Q: I’ve been on anti-depressant medication on and off since I was
16 (I’m 24), and am currently on the waiting list for psychotherapy for my depression (I live in the UK so am on the NHS, waiting list is about 1 year). I previously paid to see a private psychotherapist who suggested that I may be suffering from manic depression, however I couldn’t afford to pay for more than a few sessions so I feel that issue was left somewhat unresolved. I have taken some online tests, which I know can be unreliable, but seem to indicate that I could be bipolar. I have felt in the past that I may be having a manic episode but I don’t really know how people feel when they’re not depressed, so I just assumed that ‘normal’ people felt like that. I have never had a period of my life when I have not felt depressed, so I’m not really sure how I’m supposed to feel when I’m medicated. I don’t want my doctor to think I’m being a hypochondriac, but at the same time if I am bipolar then I presumably need to change my medication (I currently take fluoxetine). Any suggestions?

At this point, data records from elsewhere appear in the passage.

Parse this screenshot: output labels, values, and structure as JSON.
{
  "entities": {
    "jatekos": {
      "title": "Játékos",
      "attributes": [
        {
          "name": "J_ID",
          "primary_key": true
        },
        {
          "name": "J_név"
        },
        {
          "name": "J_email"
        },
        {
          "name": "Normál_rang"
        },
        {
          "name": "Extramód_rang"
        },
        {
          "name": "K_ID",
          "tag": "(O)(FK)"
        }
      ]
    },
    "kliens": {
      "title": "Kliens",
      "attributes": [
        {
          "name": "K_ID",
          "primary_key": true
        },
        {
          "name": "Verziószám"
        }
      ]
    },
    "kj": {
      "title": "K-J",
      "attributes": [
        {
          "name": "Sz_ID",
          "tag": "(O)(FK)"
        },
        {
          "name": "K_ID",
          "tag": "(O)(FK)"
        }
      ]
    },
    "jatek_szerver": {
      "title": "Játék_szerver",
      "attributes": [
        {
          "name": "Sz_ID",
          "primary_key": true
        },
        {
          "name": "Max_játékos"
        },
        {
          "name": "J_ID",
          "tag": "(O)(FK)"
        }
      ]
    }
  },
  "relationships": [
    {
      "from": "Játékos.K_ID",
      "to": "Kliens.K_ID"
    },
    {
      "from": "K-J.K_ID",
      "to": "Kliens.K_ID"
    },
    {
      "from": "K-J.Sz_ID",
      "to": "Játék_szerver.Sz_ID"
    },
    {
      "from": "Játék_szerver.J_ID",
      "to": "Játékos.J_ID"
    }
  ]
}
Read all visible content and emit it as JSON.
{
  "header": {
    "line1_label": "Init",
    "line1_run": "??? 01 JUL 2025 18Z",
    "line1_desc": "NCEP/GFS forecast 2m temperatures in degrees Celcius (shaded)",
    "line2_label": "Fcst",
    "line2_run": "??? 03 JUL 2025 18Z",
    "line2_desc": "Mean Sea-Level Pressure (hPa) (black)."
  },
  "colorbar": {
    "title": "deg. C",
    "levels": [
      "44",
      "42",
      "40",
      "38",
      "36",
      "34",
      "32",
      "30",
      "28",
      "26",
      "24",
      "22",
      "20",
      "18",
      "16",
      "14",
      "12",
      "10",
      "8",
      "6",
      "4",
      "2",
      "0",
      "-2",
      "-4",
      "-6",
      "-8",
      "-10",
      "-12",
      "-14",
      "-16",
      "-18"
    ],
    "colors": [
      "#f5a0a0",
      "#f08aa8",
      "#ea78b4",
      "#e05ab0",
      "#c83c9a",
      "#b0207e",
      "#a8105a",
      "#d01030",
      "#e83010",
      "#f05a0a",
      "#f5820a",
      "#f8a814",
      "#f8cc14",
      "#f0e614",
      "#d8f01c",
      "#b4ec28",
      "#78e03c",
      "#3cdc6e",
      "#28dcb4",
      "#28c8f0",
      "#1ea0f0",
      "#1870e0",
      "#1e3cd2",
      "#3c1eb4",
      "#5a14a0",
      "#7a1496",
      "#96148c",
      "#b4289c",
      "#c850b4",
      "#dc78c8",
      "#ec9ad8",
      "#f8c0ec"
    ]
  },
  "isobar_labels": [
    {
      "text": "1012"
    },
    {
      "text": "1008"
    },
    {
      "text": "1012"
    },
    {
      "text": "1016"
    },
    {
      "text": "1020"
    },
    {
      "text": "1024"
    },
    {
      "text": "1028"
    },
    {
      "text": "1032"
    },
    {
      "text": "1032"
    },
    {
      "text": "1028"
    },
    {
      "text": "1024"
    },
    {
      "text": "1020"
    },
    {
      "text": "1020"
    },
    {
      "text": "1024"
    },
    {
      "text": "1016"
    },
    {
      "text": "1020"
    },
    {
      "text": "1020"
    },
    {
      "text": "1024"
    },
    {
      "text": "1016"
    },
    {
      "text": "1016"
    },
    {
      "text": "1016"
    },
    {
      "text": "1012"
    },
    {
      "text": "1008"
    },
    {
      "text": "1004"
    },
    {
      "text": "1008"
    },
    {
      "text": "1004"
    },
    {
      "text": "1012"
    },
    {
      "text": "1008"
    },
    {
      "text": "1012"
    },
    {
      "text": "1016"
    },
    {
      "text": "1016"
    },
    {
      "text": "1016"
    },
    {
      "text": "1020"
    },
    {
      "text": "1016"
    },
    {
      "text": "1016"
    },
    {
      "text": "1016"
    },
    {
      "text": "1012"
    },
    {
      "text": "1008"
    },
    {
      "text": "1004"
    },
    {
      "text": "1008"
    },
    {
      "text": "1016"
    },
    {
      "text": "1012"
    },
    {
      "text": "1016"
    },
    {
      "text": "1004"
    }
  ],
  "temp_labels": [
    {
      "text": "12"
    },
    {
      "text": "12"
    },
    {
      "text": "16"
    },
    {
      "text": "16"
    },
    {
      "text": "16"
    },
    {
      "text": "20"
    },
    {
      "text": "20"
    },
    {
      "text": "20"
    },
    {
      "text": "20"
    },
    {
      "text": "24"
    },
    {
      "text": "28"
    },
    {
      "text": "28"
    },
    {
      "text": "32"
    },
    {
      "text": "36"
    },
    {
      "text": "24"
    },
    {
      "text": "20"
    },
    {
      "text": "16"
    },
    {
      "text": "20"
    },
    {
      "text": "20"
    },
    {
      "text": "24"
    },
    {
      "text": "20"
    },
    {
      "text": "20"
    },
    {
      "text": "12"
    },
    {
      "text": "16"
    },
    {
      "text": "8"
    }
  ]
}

A: Sounds like you are in a difficult situation. Bipolar Disorder can take on many forms so it can be difficult to diagnose accurately. Some people mainly experience depression with only having occasional manic like symptoms while others frequently cycle between both. However, a true manic episode does not feel “normal.” If it does not interfere in your functioning but is still an elevated experience, this is called hypomania. Many of my clients prefer the manic symptoms to the depression so sometimes don’t see them as troublesome. It may be a good idea to ask those who are close to you to give you feedback on what you seem like to them during these times. It is also imperative to continue talking to your doctor about your experiences so that he can provide the best medication options. You are correct in that if you really have Bipolar Disorder antidepressants alone can cause more problems. Trying to get an accurate diagnosis and treatment is not being a hypochondriac. If you do not feel comfortable with your doctor I hope you could change and get a second opinion. I hope you are able to get a therapist soon but in the meantime it sounds like you are doing all you can. You may also find some self-help books that would give you some suggestions on managing your moods through your own efforts. Hang in there and good luck.